For their study, the scientists also looked at how closely the various kitchens had geographic and cultural relationships with one another.

But here, too, there were no decisive indications.

The causes for the use of spices seem to be very diverse.

It is difficult to tell the main causes apart, writes Bromham.

The study cannot give a clear answer.

The researchers saw clear health connections.

"There's a significant relationship between life expectancy and spicy foods," says Bromham.

In fact, studies have already shown that people who eat spicy foods more often live longer.
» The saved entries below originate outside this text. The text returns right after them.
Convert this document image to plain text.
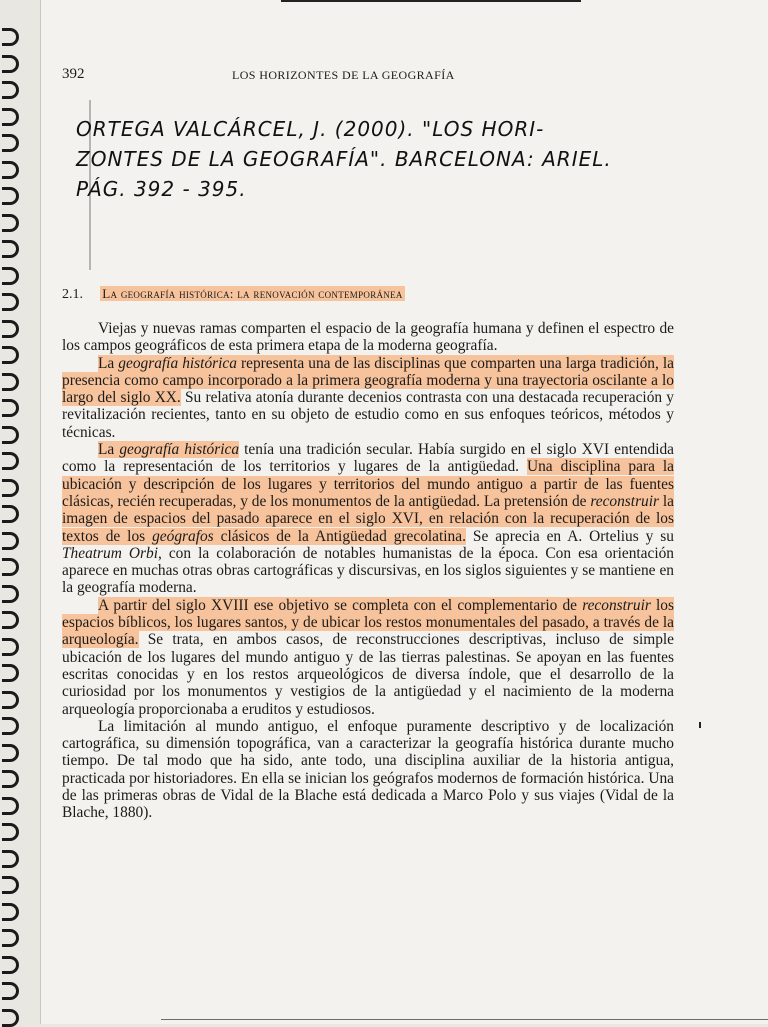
392	LOS HORIZONTES DE LA GEOGRAFÍA
ORTEGA VALCÁRCEL, J. (2000). "LOS HORI-
ZONTES DE LA GEOGRAFÍA". BARCELONA: ARIEL.
PÁG. 392 - 395.
2.1. La geografía histórica: la renovación contemporánea

Viejas y nuevas ramas comparten el espacio de la geografía humana y definen el espectro de los campos geográficos de esta primera etapa de la moderna geografía.

La geografía histórica representa una de las disciplinas que comparten una larga tradición, la presencia como campo incorporado a la primera geografía moderna y una trayectoria oscilante a lo largo del siglo XX. Su relativa atonía durante decenios contrasta con una destacada recuperación y revitalización recientes, tanto en su objeto de estudio como en sus enfoques teóricos, métodos y técnicas.

La geografía histórica tenía una tradición secular. Había surgido en el siglo XVI entendida como la representación de los territorios y lugares de la antigüedad. Una disciplina para la ubicación y descripción de los lugares y territorios del mundo antiguo a partir de las fuentes clásicas, recién recuperadas, y de los monumentos de la antigüedad. La pretensión de reconstruir la imagen de espacios del pasado aparece en el siglo XVI, en relación con la recuperación de los textos de los geógrafos clásicos de la Antigüedad grecolatina. Se aprecia en A. Ortelius y su Theatrum Orbi, con la colaboración de notables humanistas de la época. Con esa orientación aparece en muchas otras obras cartográficas y discursivas, en los siglos siguientes y se mantiene en la geografía moderna.

A partir del siglo XVIII ese objetivo se completa con el complementario de reconstruir los espacios bíblicos, los lugares santos, y de ubicar los restos monumentales del pasado, a través de la arqueología. Se trata, en ambos casos, de reconstrucciones descriptivas, incluso de simple ubicación de los lugares del mundo antiguo y de las tierras palestinas. Se apoyan en las fuentes escritas conocidas y en los restos arqueológicos de diversa índole, que el desarrollo de la curiosidad por los monumentos y vestigios de la antigüedad y el nacimiento de la moderna arqueología proporcionaba a eruditos y estudiosos.

La limitación al mundo antiguo, el enfoque puramente descriptivo y de localización cartográfica, su dimensión topográfica, van a caracterizar la geografía histórica durante mucho tiempo. De tal modo que ha sido, ante todo, una disciplina auxiliar de la historia antigua, practicada por historiadores. En ella se inician los geógrafos modernos de formación histórica. Una de las primeras obras de Vidal de la Blache está dedicada a Marco Polo y sus viajes (Vidal de la Blache, 1880).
However, it remained unclear whether spices such as chilies, which are said to have health-promoting effects, are the cause of longer life.

Or whether people who happen to like to eat spicy are healthier for other reasons.

According to Bromham, at least in the statistics, there were also adverse effects in countries where spicy food is more common.

More people die there in car accidents.

But here, too, the researchers emphasize that there is no need to be linked to the consumption of more spices.

In the case of the chilli, it is primarily historical reasons that helped spread the plant.

It was known as a cultivated plant in the New World long before Christopher Columbus took it to Europe.

Peru and Bolivia are still known today for a large variety of chillies.

Portuguese traders brought the plant to India and Asia via Europe towards the end of the 15th century.

The fact that chilies are used there in the kitchen is more of a modern trend.